Trans Canada Highway approaching the Malahat
Heart 1 Comment 0

Well, we found ourselves with the time left before dark quickly draining away and us grinding upwards in low low gear. Worse, the traffic is heavy, scary, and noisy and the paved shoulder features a narrow amount of pavement between concrete barriers on one side and rumble strips on the other. Plus, there is lots of loose gravel left over from winter.
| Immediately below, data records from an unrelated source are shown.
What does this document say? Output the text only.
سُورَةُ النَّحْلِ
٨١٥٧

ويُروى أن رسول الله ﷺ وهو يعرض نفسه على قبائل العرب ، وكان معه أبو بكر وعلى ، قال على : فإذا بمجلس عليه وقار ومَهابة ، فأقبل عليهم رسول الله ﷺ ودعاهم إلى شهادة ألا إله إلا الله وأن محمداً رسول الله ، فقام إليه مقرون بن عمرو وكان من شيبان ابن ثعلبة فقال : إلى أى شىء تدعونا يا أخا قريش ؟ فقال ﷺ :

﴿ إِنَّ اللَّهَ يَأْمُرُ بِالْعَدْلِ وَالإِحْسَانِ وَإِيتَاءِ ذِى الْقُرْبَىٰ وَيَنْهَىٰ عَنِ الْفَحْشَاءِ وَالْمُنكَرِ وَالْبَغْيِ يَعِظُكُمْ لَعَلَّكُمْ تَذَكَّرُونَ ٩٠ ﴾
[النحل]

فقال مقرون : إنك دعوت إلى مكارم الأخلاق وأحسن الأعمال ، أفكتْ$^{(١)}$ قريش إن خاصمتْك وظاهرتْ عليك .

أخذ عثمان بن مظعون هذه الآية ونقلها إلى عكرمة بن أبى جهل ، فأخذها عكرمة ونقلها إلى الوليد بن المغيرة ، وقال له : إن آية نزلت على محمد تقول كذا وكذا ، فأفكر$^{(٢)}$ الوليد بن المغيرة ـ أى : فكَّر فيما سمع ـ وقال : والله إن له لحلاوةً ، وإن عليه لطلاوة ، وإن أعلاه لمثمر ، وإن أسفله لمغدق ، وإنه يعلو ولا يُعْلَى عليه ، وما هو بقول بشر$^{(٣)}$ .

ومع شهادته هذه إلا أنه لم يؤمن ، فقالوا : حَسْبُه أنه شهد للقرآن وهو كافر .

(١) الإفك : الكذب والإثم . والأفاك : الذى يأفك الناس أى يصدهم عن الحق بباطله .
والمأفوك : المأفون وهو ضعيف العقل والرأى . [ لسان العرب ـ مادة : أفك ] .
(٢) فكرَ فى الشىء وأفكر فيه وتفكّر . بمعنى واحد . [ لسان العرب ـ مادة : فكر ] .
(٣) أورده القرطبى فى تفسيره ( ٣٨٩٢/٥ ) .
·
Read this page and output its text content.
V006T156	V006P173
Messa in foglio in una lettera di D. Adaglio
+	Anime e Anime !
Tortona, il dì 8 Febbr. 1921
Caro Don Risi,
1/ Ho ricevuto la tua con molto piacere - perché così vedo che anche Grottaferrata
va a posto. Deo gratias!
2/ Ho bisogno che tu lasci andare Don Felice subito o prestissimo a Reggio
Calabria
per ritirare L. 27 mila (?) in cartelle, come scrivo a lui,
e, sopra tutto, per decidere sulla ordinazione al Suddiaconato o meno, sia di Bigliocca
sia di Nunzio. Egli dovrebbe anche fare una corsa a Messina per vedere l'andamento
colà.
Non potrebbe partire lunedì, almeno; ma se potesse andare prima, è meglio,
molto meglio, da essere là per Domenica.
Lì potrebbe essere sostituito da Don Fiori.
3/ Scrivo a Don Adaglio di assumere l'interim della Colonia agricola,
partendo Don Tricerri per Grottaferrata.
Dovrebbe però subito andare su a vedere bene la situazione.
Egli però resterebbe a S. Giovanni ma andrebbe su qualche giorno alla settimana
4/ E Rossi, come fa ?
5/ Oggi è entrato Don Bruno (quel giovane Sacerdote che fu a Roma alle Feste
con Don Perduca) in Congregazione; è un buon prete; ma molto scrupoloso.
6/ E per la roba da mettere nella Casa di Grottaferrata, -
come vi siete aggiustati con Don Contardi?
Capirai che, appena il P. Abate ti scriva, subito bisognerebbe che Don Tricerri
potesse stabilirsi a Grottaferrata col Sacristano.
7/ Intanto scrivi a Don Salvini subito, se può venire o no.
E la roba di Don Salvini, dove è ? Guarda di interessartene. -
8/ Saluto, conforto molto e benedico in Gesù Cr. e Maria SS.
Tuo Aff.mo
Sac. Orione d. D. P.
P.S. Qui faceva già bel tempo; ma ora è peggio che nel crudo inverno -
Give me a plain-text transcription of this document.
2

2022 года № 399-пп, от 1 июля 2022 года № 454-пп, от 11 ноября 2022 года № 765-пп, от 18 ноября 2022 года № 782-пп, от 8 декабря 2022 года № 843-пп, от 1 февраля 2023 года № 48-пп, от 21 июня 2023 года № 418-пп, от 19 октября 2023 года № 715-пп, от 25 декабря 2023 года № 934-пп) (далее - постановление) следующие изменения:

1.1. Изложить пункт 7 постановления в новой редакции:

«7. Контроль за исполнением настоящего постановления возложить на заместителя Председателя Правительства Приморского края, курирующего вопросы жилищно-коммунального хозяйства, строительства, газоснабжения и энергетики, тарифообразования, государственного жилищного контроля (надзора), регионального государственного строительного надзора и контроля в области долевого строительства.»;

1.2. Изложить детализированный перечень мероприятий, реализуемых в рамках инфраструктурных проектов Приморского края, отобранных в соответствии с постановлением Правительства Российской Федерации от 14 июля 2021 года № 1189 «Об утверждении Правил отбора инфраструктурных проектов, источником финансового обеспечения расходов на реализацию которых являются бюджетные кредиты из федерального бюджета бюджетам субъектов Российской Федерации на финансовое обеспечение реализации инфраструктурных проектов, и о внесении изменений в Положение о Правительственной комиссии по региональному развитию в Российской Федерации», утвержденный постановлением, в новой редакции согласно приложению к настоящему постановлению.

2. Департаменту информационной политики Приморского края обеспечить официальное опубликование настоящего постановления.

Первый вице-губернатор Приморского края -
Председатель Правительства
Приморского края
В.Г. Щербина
One stretch of the Malahat
Heart 0 Comment 0

Still, we plodded on and on. Already beat from a day's cycling, we had little reserve for the long hills. We downed some granola bars and carried on. Finally, the steepness of the hills and waning energy had Dodie walking her bike upwards. We made the difficult decision for me to "charge" on home and come back with the van. I hated to leave Dodie plodding along those busy hills, but off I went. It still took me an hour and a half to make it home, and I was pretty delirious when I got there. Still, I jumped in the van and zoomed back.

I expected to find Dodie still below the summit, but to my amazement there she was cycling along, with her night time flashers going, and almost home! I was amazed at her determination. What a fighter!

Still we expect to be too stiff to walk, let alone cycle tomorrow. This is not a good way to train.

We NEED this ferry to keep running.
Heart 1 Comment 0

And by the way, there is no way we will use the Malahat when we do leave, unless it's in a bus!